Wang, Kun. Closing the reality gap for controlling tensegrity robots via differentiable physics engines. Retrieved from https://doi.org/doi:10.7282/t3-yw18-h780
DescriptionTensegrity robots, a kind of soft robots that are composed of rigid rods and flexible cables, are difficult to accurately model and control given the presence of complex dynamics and high number of DoFs. Learning policies in simulation is promising for reducing human effort when training robot controllers. This is especially true for soft robots that are more adaptive and safe but also more difficult to accurately model and control. The reality gap between the simulator and the real robot is the main barrier to successfully transfer policies. System identification can be applied to reduce this gap but traditional identification methods require a lot of manual tuning. Data-driven alternatives can tune dynamical models directly from data but are often data hungry, which also incorporates human effort in collecting data.

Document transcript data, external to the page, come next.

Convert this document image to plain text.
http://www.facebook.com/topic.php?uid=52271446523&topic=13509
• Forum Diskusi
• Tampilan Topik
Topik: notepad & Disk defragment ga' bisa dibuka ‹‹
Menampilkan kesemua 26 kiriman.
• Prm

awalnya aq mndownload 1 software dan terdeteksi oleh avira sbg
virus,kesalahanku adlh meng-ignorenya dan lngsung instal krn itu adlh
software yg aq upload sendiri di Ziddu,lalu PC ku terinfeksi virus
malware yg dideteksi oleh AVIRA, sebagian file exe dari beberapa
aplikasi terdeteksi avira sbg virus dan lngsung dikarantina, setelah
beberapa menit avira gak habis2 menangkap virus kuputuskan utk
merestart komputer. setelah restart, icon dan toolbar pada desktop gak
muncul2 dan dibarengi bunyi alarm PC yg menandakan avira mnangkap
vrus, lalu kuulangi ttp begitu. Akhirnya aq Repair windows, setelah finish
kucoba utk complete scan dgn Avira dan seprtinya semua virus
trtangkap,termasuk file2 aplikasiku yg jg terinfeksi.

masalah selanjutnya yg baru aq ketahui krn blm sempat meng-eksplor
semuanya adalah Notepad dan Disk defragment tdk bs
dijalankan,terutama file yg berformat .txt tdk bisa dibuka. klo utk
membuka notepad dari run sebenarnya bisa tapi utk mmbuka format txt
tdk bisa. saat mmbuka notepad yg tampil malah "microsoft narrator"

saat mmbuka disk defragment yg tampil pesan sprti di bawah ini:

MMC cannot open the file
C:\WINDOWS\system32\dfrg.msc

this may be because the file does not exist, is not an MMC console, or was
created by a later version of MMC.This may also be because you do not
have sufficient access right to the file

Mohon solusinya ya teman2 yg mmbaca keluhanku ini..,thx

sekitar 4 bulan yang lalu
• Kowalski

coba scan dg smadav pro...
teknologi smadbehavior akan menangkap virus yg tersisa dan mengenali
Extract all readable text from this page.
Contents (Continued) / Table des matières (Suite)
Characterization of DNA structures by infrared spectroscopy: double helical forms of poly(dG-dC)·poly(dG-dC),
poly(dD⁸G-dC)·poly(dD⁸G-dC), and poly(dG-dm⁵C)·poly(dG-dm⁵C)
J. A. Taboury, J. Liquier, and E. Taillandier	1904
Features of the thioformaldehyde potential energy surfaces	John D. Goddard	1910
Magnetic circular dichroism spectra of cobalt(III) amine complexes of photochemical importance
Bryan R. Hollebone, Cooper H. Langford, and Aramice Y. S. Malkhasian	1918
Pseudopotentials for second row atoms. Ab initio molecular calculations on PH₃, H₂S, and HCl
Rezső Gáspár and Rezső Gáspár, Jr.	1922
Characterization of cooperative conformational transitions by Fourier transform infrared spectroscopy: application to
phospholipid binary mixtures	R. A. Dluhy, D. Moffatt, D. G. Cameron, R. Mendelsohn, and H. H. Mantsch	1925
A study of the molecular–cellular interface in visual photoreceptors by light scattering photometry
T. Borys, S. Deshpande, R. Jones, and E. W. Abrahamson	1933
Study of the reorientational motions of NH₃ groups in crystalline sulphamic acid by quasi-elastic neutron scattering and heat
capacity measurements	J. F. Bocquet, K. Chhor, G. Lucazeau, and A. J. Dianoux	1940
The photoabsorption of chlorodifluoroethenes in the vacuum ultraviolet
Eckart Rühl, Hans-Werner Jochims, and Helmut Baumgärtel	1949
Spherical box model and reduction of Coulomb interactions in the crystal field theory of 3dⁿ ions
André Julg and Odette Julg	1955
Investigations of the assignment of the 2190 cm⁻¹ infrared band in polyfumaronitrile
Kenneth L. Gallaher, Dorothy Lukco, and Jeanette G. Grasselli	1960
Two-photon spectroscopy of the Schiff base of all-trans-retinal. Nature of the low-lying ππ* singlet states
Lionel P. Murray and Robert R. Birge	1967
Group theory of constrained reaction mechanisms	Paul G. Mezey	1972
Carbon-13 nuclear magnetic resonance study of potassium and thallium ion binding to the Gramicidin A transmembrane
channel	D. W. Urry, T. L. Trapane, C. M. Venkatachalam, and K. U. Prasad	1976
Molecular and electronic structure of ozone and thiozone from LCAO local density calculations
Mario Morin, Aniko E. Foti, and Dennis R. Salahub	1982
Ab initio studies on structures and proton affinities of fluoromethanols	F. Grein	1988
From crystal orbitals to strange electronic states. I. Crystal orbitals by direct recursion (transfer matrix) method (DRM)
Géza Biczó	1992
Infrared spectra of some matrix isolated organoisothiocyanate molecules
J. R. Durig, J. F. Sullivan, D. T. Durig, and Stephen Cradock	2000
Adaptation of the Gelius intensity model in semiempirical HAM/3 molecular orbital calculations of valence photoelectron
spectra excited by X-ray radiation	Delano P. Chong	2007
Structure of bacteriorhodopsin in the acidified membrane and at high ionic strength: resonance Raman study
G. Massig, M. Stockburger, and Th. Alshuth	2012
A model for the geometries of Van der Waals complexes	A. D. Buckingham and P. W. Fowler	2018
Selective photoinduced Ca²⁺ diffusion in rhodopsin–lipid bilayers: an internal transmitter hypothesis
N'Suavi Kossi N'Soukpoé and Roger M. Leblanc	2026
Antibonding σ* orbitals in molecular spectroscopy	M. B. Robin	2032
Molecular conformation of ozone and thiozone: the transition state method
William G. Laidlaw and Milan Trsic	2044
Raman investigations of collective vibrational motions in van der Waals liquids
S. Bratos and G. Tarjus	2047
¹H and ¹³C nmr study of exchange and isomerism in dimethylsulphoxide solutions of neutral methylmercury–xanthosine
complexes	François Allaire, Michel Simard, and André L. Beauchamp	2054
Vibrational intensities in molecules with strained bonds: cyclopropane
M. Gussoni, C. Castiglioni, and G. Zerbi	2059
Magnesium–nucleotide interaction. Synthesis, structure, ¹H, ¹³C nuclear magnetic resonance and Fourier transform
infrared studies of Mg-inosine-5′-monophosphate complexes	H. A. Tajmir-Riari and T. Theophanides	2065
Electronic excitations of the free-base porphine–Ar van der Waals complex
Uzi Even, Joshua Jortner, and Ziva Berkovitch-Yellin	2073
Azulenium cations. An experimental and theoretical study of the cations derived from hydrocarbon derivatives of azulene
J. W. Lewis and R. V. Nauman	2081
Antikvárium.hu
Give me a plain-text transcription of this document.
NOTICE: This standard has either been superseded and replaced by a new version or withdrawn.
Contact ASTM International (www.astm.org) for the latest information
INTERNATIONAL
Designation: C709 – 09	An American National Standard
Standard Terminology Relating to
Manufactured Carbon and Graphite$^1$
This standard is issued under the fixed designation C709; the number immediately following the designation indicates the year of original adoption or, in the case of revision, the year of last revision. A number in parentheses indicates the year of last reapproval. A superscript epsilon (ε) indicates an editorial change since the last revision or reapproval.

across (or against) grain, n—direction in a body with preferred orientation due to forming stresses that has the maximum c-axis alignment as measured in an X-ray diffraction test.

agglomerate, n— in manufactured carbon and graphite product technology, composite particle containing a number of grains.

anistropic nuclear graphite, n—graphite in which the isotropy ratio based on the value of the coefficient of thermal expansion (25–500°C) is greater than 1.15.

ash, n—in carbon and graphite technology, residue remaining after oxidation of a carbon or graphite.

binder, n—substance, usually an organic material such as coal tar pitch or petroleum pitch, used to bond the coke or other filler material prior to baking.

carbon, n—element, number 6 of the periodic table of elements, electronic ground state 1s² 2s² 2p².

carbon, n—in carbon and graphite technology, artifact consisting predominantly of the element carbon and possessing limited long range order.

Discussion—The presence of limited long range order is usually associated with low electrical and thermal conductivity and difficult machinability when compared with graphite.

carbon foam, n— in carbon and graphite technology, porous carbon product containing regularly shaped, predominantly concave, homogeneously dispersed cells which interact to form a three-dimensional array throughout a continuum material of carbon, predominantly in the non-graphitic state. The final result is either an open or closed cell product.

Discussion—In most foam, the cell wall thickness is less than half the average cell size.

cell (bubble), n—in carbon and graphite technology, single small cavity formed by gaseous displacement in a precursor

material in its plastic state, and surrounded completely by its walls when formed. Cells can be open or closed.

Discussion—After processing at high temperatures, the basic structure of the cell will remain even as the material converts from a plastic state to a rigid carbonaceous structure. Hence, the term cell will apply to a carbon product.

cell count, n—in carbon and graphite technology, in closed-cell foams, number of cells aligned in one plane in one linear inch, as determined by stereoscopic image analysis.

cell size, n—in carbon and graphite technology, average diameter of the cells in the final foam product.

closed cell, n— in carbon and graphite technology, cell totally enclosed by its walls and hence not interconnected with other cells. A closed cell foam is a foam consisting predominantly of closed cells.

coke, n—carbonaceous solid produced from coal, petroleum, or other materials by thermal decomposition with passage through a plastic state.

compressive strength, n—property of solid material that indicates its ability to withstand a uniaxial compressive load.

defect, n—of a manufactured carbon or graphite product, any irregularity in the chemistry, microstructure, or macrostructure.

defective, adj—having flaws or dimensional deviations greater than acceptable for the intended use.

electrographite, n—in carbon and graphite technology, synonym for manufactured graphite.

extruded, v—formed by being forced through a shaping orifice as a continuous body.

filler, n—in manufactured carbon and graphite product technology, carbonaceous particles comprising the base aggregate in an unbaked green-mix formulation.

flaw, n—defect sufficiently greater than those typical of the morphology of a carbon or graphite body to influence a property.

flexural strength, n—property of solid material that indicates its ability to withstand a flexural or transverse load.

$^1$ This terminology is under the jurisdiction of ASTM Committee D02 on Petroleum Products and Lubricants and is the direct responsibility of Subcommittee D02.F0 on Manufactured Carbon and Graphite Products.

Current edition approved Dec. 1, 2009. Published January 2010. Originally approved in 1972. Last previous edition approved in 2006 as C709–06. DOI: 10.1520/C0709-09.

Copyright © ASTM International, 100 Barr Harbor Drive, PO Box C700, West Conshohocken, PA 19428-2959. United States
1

This work proposes a novel differentiable physics engine to close the reality gap for tensegrity robots. Unlike black-box data-driven methods for learning the evolution of a dynamical system and its parameters, it modularizes the design using a discrete form of the governing equations of motion, similar to a traditional physics engine. The dimension is further reduced from 3D to 1D for each module, which allows efficient learning of system parameters using linear regression. As a side benefit, the regression parameters correspond to physical quantities, such as spring stiffness or the mass of the rod, making the pipeline explainable. The aim is to develop a reasonably simplified, data-driven simulation, which can learn approximate dynamics with limited ground truth data. The dynamics must be accurate enough to generate policies that can be transferred back to the ground-truth system. Benefiting from its recurrent structure, the engine can also be trained from low frequency data, which mitigate the gap between inner simulation and outer observation. Finally, a Real2Sim2Real pipeline is provided to close the loop to collect data from a real robot, identify the simulator, generate policies, and transfer the policies back to the real robot.